Consequential amendments
4.44. Three consequential changes amend Division 3 of Part VI of the Act to ensure that the inclusion of an investment-related lottery prize in a taxpayer's assessable income in one year does not create a provisional tax liability in respect of the income of the following year. [Subsections 221YA(1C) and 221YDA(1AA), paragraph 221YCAA(2)(ka)]
4.45. The tax file number provisions are being amended so that an amount of tax may be withheld from the payment of a cash investment-related lottery prize to the taxpayer, if the taxpayer has chosen not to provide a tax file number to the investment body. In effect, the investment on which the prize arises will be treated as an investment for the purposes of Part VA (the tax file number provisions of the Act) and Division 3B of Part VI (the tax file number withholding tax provisions). The amount of cash paid or credited to the taxpayer will be classified as income for the purposes of the tax file number withholding tax provisions. [Subsections 202D(8), 221YHZA(4)]
Commencement date
4.46. Only prizes in investment-related lotteries which are drawn or decided on or after the date of Royal Assent of this Bill will be liable to taxation. Accordingly, a prize won before that date, such as an interest free loan which is repayable over 10 years, will not be assessable even though benefits from the prize continue after the commencement of section 26AJ. The crucial date is the time when the prize is drawn or decided. If a recipient is entitled to choose between several prizes, the liability to tax depends on the time the entitlement arises, not when the recipient makes the choice. [Subclause 2(i) and 85(7)]
Clauses involved in the proposed amendments
Clause 31: Inserts new section 26AJ which will assess taxpayers on the value of prizes won under investment-related lotteries.
Clause 65: Amends section 202D to make a cash prize payable on an investment-related lottery subject to the tax file number provisions.
Clause 70: Inserts new subsection 221YA(1C) which ensures that an amount included in a taxpayer's assessable income under new section 26AJ is excluded for the purposes of calculating the taxpayer's provisional tax liability in relation to the next year.

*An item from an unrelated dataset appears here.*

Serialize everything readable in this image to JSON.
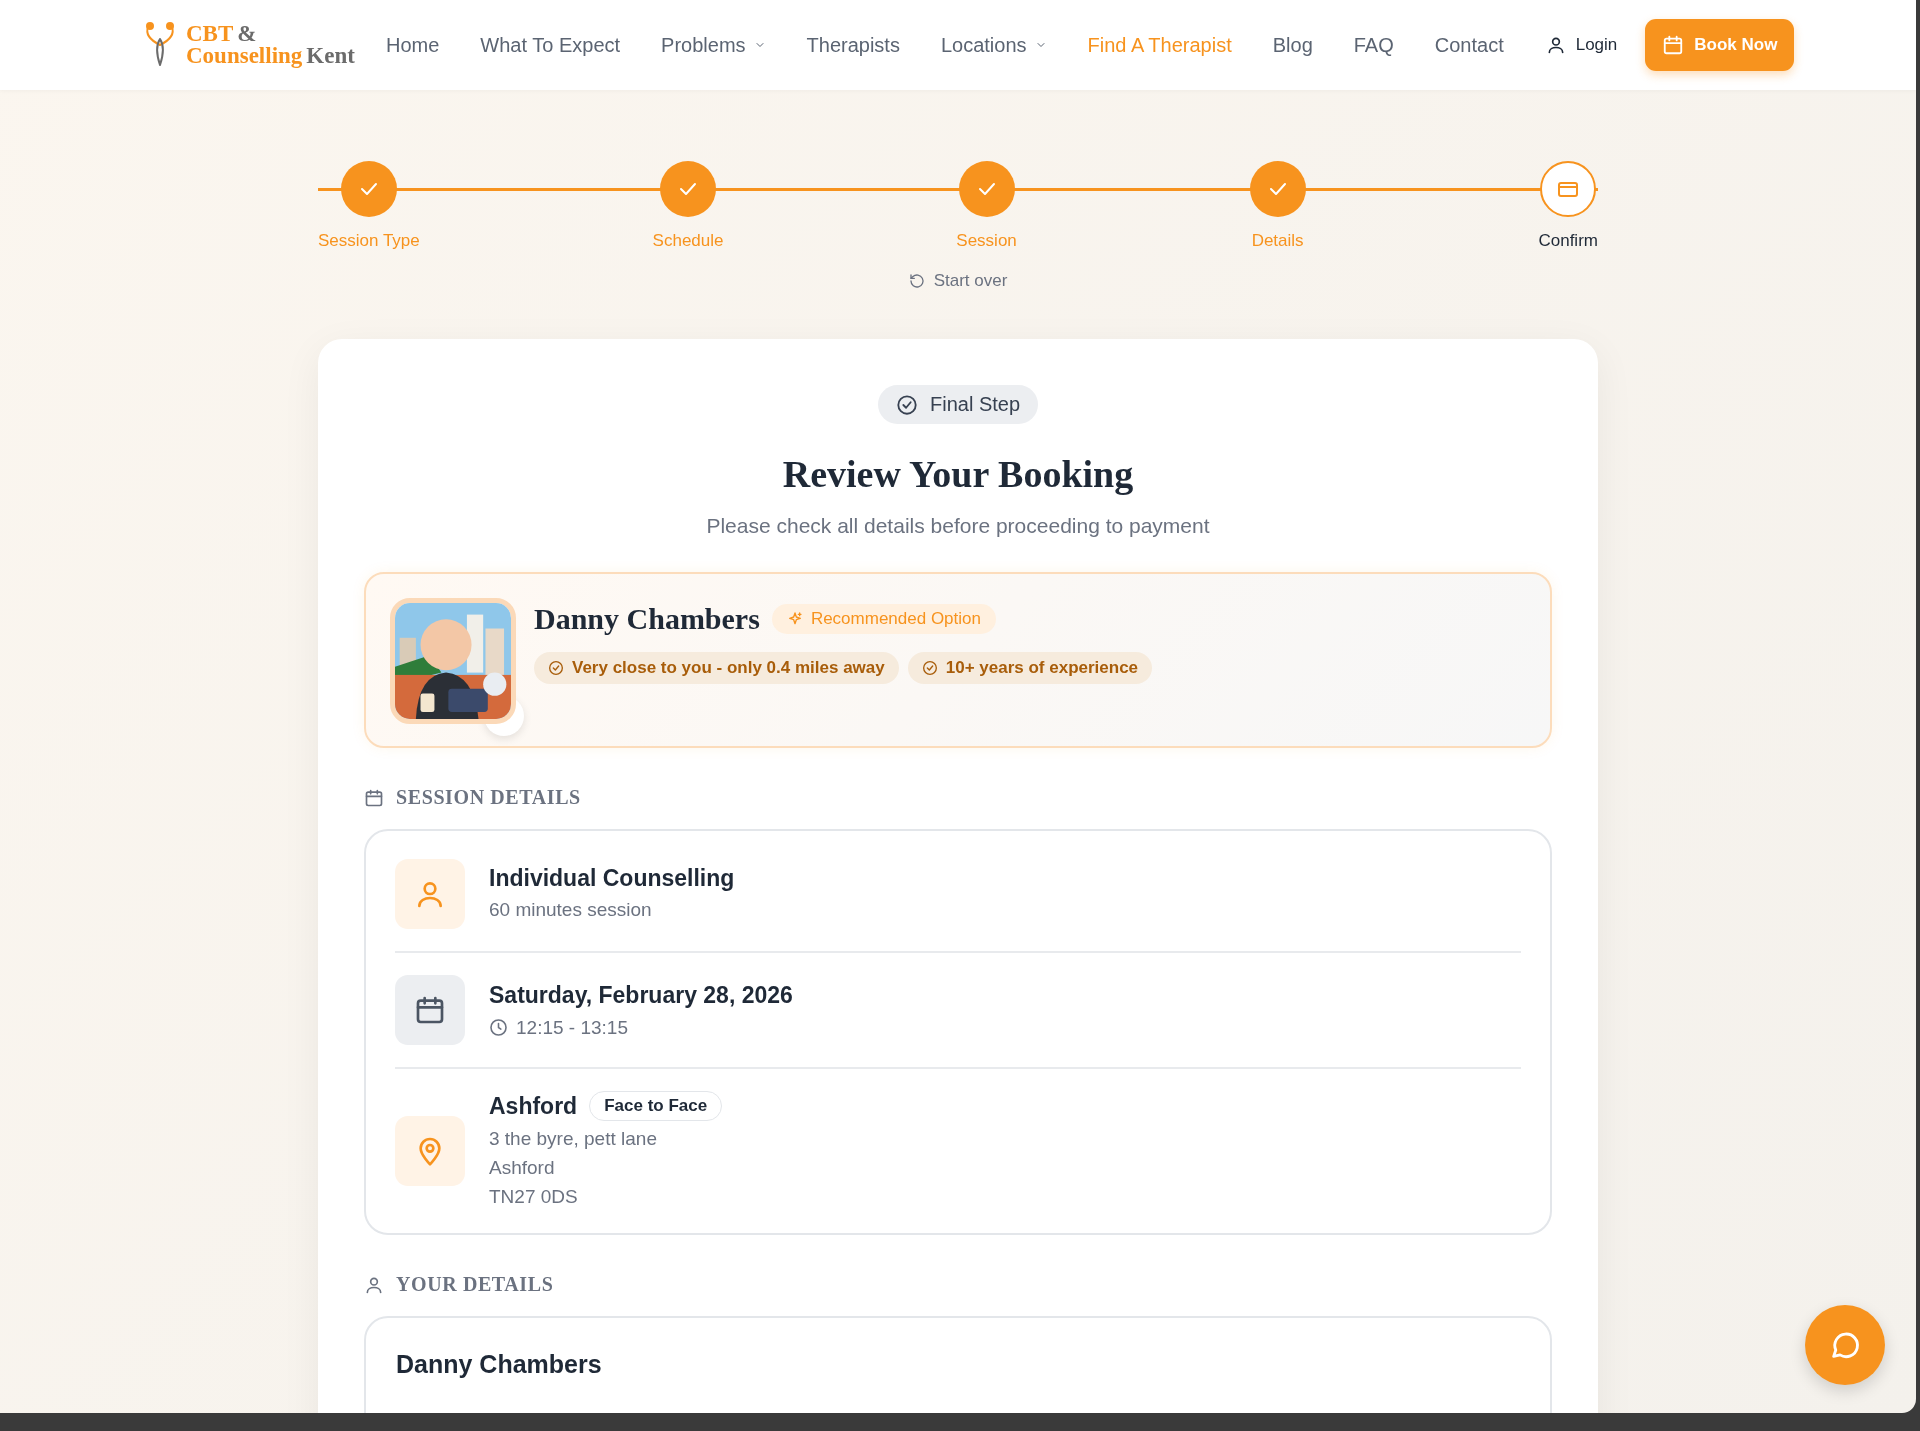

Clause 72: Inserts new paragraph 221YCAA(2)(ka) which ensures that an amount included in a taxpayer's assessable income under new section 26AJ is excluded from the uplifted provisional tax amount calculation.

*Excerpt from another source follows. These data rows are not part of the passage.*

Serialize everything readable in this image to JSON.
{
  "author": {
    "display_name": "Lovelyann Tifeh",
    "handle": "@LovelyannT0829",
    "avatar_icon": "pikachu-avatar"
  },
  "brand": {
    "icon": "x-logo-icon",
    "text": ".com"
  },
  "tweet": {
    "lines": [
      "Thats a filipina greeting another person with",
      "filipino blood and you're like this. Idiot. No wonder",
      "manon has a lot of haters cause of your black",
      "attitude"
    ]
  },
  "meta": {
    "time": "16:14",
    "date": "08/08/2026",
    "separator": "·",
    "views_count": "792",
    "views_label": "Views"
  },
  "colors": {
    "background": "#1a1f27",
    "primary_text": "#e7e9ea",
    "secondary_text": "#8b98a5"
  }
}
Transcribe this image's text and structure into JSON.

Clause 73: Amends subsection 221YDA(1AA) which allows a taxpayer to have provisional tax or an instalment of provisional tax recalculated on the basis of the taxpayer's own estimate of taxable income for the current year of income. The amendment will mean that estimates should not take into account an amount included in assessable income for the previous year under section 26AJ.
Clause 75: Amends section 221YHZA to allow an amount to be withheld from a cash prize paid to a taxpayer where the taxpayer has chosen not to quote a tax file number in respect of an investment-related lottery.
Clause 85: Provides that new section 26AJ will apply to prizes drawn on or after the date of Royal Assent of the Bill.